Petit à petit les pensions des retraités s’éloignent du dernier salaire. Le taux de remplacement s’effrite au fil des générations, montre une étude que vient de publier la Direction de la recherche (Drees) du ministère des Affaires sociales. La génération née en 1946, qui a liquidé ses droits autour de 2006, touche à peu près les trois quarts du montant de son dernier salaire. Le taux de remplacement médian par les régimes de base et complémentaires, hors pensions de réversion, s’élève à 74 % chez les hommes, et à 72,5 % chez les femmes, qui ont moins souvent des carrières complètes. En comparaison, les retraités nés dix ans plus tôt perçoivent 80 % de leur dernier salaire.
Des carrières plus lucratives
Cet effritement n’est pas en soi alarmant. D’abord parce que le montant moyen des pensions continue à grimper : de 1.609 euros pour la génération 1936, il est passé à 1.672 euros pour la génération 1946. Ensuite, parce que la baisse du taux de remplacement signifie que les carrières sont plus lucratives qu’autrefois. Mieux on gagne sa vie, plus le taux de remplacement baisse. C’est mécanique. Les pensions de la génération 1946 sont calculées sur les 23 meilleures années de travail. Or les cadres très bien payés ont une plus grande amplitude de salaire au cours de leur carrière que les ouvriers qui débutent au SMIC et finissent à peine mieux rémunérés – sans même parler des personnes qui passent d’un minimum social au minimum retraite. Quant aux hauts fonctionnaires, qui touchent plus de primes que les agents moins qualifiés, ils sont pénalisés par la non-prise en compte de leurs primes dans le calcul de leur retraite.
Les réformes des retraites successives ont accentué la baisse du taux de remplacement. L’augmentation de la durée de cotisation de 37,5 à 40 ans, votée en 1993, a contribué à accroître l’amplitude des salaires entre le début et la fin de carrière. Au même moment, on a décidé de calculer le salaire annuel moyen sur les 25 meilleures années à partir de la génération 1948, contre 10 ans auparavant. Il a donc fallu remonter aux débuts professionnels, avec des salaires moindres, ce qui a forcément réduit les pensions.
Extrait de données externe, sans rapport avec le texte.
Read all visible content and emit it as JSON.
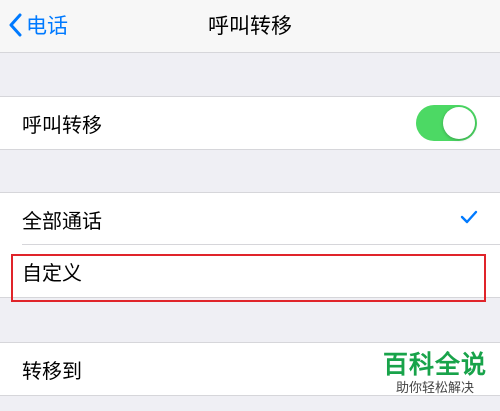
{
  "nav": {
    "back_label": "电话",
    "title": "呼叫转移"
  },
  "forward_section": {
    "label": "呼叫转移",
    "toggle_on": true
  },
  "scope_section": {
    "items": [
      {
        "label": "全部通话",
        "selected": true
      },
      {
        "label": "自定义",
        "selected": false
      }
    ]
  },
  "target_section": {
    "label": "转移到"
  },
  "watermark": {
    "title": "百科全说",
    "subtitle": "助你轻松解决"
  },
  "colors": {
    "accent": "#007aff",
    "toggle_on": "#4cd964",
    "highlight": "#e0242a",
    "watermark": "#18a34a"
  },
  "icons": {
    "back": "chevron-left-icon",
    "check": "checkmark-icon"
  }
}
Les mesures de redressement prises par l’Agirc-Arrco ont aussi tiré vers le bas les taux de remplacement des hommes – qui sont plus souvent cadres que les femmes, avec une part importante de leur retraite en dehors du régime de base. Ainsi, avec la baisse du rendement du point, le taux de remplacement médian via une pension complémentaire est passé pour eux de 33 % pour la génération 1936 à 29 % dix générations plus tard (hors retraite de base). La dégradation n’est sans doute pas finie, puisqu’une nouvelle négociation est en cours pour redresser le régime complémentaire de retraite des salariés du privé.